"Everybody Knows" Is Not a Credible Source on Immigrant Health Care

I’m on a “mythbusting bender” of sorts this weekend. Talk to some people, and they’ll tell you with a straight face that our poor health outcomes as a nation are related to how many immigrants we have. Immigration, we’re told, is to blame for skyrocketing costs and “over-inflating” the number of uninsured number we usually cite. Look into the numbers, though, and surprise – this “everybody knows” theory is blown to smithereens.
Look, sometimes clear falsehoods go unchallenged because people like you and me just don’t know enough. For example, a while back, I compare US health outcomes (good for infrequent but costly interventions, mediocre overall, and terrible for preventable illness) to Canadian health outcomes (pretty good on the costly stuff, very good over all, very good for preventable illness), and a number of commenters jumped on to say you can’t compare Canada and the U.S. because we have more people crossing the border. The charitable folks meant we were a melting pot. The uncharitable folks meant Canada is more “monochromatic,” shall we say (those comments were deleted, per the site policy). Now what I should have done was spend some hours researching this. I didn’t, and that’s my bad.
Luckily, the American Journal of Public Health did my job for me.
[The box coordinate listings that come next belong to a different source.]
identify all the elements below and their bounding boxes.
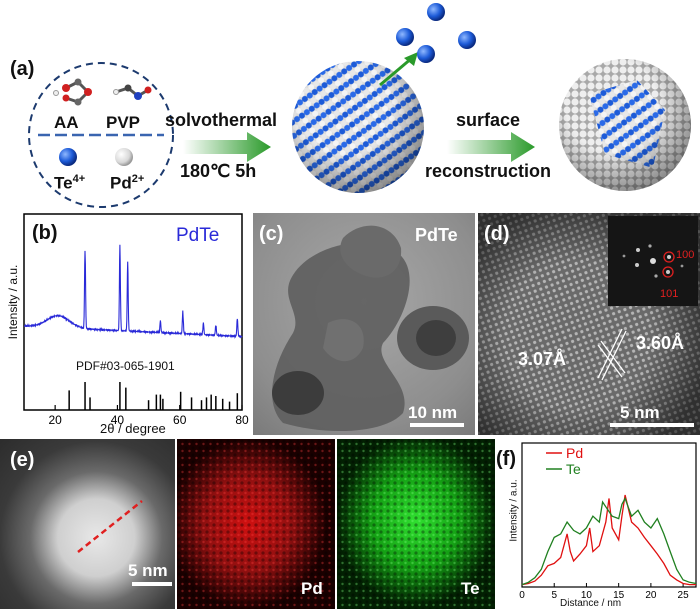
linescan-xtick-label: 5: [551, 590, 557, 601]
hrtem-scale-label: 5 nm: [620, 403, 660, 422]
panel-c-label: (c): [259, 223, 284, 245]
d-spacing-2: 3.60Å: [636, 333, 685, 353]
panel-d-label: (d): [484, 223, 510, 245]
pd-map-image: Pd: [177, 439, 335, 609]
panel-a: (a) AA PVP Te4+ Pd2+: [0, 0, 700, 210]
tem-sample-label: PdTe: [415, 225, 458, 245]
hrtem-scale-bar: [610, 423, 694, 427]
pd-map-label: Pd: [301, 579, 323, 598]
pd-map-icon: [177, 439, 335, 609]
xrd-reference-label: PDF#03-065-1901: [76, 359, 175, 373]
panel-d-hrtem-image: (d) 3.07Å 3.60Å 100 101 5 nm: [478, 213, 700, 435]
tem-scale-bar: [410, 423, 464, 427]
fft-spot-100: 100: [676, 249, 695, 261]
reagent-circle: [28, 62, 174, 208]
te-label: Te4+: [54, 173, 86, 193]
haadf-scale-label: 5 nm: [128, 561, 168, 580]
panel-b-xrd-chart: 20 40 60 80: [23, 213, 249, 427]
te-map-label: Te: [461, 579, 480, 598]
xrd-xtick-label: 80: [235, 413, 249, 427]
panel-f-label: (f): [496, 448, 516, 470]
linescan-xlabel: Distance / nm: [560, 598, 622, 609]
xrd-xtick-label: 60: [173, 413, 187, 427]
panel-b-label: (b): [32, 222, 58, 244]
panel-a-label: (a): [10, 58, 35, 80]
step2-arrow-icon: [447, 132, 535, 162]
xrd-xtick-label: 20: [48, 413, 62, 427]
te-map-icon: [337, 439, 495, 609]
te-map-image: Te: [337, 439, 495, 609]
haadf-linescan-icon: [77, 500, 143, 553]
legend-pd: Pd: [566, 445, 583, 461]
tem-particles-icon: [272, 225, 469, 432]
haadf-scale-bar: [132, 582, 172, 586]
linescan-ylabel: Intensity / a.u.: [508, 479, 520, 542]
fft-inset: 100 101: [608, 216, 698, 306]
tem-scale-label: 10 nm: [408, 403, 458, 422]
panel-f-linescan-chart: 0 5 10 15 20 25 Pd Te: [519, 442, 697, 601]
step2-bottom-label: reconstruction: [425, 161, 552, 181]
pvp-molecule-icon: [113, 84, 152, 100]
step1-arrow-icon: [183, 132, 271, 162]
step1-bottom-label: 180℃ 5h: [180, 161, 257, 181]
d-spacing-1: 3.07Å: [518, 349, 567, 369]
linescan-xtick-label: 10: [581, 590, 593, 601]
step1-top-label: solvothermal: [165, 110, 278, 130]
panel-e-haadf-image: (e) 5 nm: [0, 439, 175, 609]
reconstructed-nanosphere-icon: [559, 59, 691, 191]
linescan-xtick-label: 15: [613, 590, 625, 601]
legend-te: Te: [566, 461, 581, 477]
fft-spot-101: 101: [660, 288, 679, 300]
xrd-pattern-line: [23, 244, 243, 339]
aa-label: AA: [54, 113, 79, 132]
xrd-frame: [23, 213, 243, 411]
xrd-xlabel: 2θ / degree: [100, 421, 166, 436]
fft-pattern-icon: [622, 244, 684, 278]
aa-molecule-icon: [53, 78, 92, 106]
linescan-xtick-label: 25: [678, 590, 690, 601]
pdte-nanosphere-icon: [292, 61, 424, 193]
step2-top-label: surface: [456, 110, 521, 130]
pvp-label: PVP: [106, 113, 141, 132]
xrd-sample-label: PdTe: [176, 225, 220, 246]
te-ion-icon: [59, 148, 77, 166]
pd-ion-icon: [115, 148, 133, 166]
te-profile-line: [521, 496, 697, 586]
release-arrow-icon: [379, 3, 476, 87]
linescan-xtick-label: 0: [519, 590, 525, 601]
linescan-xtick-label: 20: [645, 590, 657, 601]
xrd-ylabel: Intensity / a.u.: [6, 264, 20, 340]
xrd-xtick-label: 40: [111, 413, 125, 427]
panel-e-label: (e): [10, 449, 35, 471]
pd-label: Pd2+: [110, 173, 145, 193]
panel-c-tem-image: (c) PdTe 10 nm: [253, 213, 475, 435]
Looking at the health expenditure data for immigrants and comparing it to that for American-born patients, an article printed in the most recent issue found that, “that immigrants’ medical costs averaged about 14% to 20% less than those who were US born.”
Now you might jump to the conclusion that this is because the immigrant population is disproportionately uninsured or might have complications getting insurance because of their status, and that they’re just not showing up at the hospital or doctor’s office. First, this would make them, basically, a miracle segment of the population. Your health conditions don’t disappear because you don’t have insurance, and the uninsured generally have higher per-head costs than the insured for the simple fact that if they forgo care, they ultimately have to get much more expensive treatment and interventions later on. Second, it turns out these lower cost rations are true even when the person is fully insured. In fact, try this jaw-dropping statistic out for size: “Approximately 44% of recent immigrants and 63% of established immigrants were fully insured over the 12-month period analyzed.” That makes them more at-risk – the national average for everybody is 84% with coverage – but a far cry from the “freeloading” caricature of the talking points. (Keep in mind that this data was collected in 2003 and 2004, when there was still a 5-year waiting period for legal immigrants with “green cards” for Medicaid, SCHIP and other federal health services. The recent expansion of SCHIP did away with that description.)
So that’s all immigrants, but what about the undocumented? New England Journal of Medicine has the answers in an article a few years back: “In a study from the RAND Corporation, researchers estimated that undocumented adult immigrants, who make up about 3.2% of the population, account for only about 1.5% of U.S. medical costs.” In case it’s not obvious, that means undocumented workers also make up less of our health care costs. And though there are variances state by state, undocumented workers make up about 20% of the uninsured – meaning that half of those who are in this country to work, even if they don’t have the right paperwork, do have some form of health coverage.
Immigrants as a group have often been America’s scapegoats – and I say this as an Irish-American who 100 years ago would have been told he “need not apply” for jobs. But we’re going to have to find someone else to pick on for our high-cost, underperforming health care system. The evidence doesn’t support it.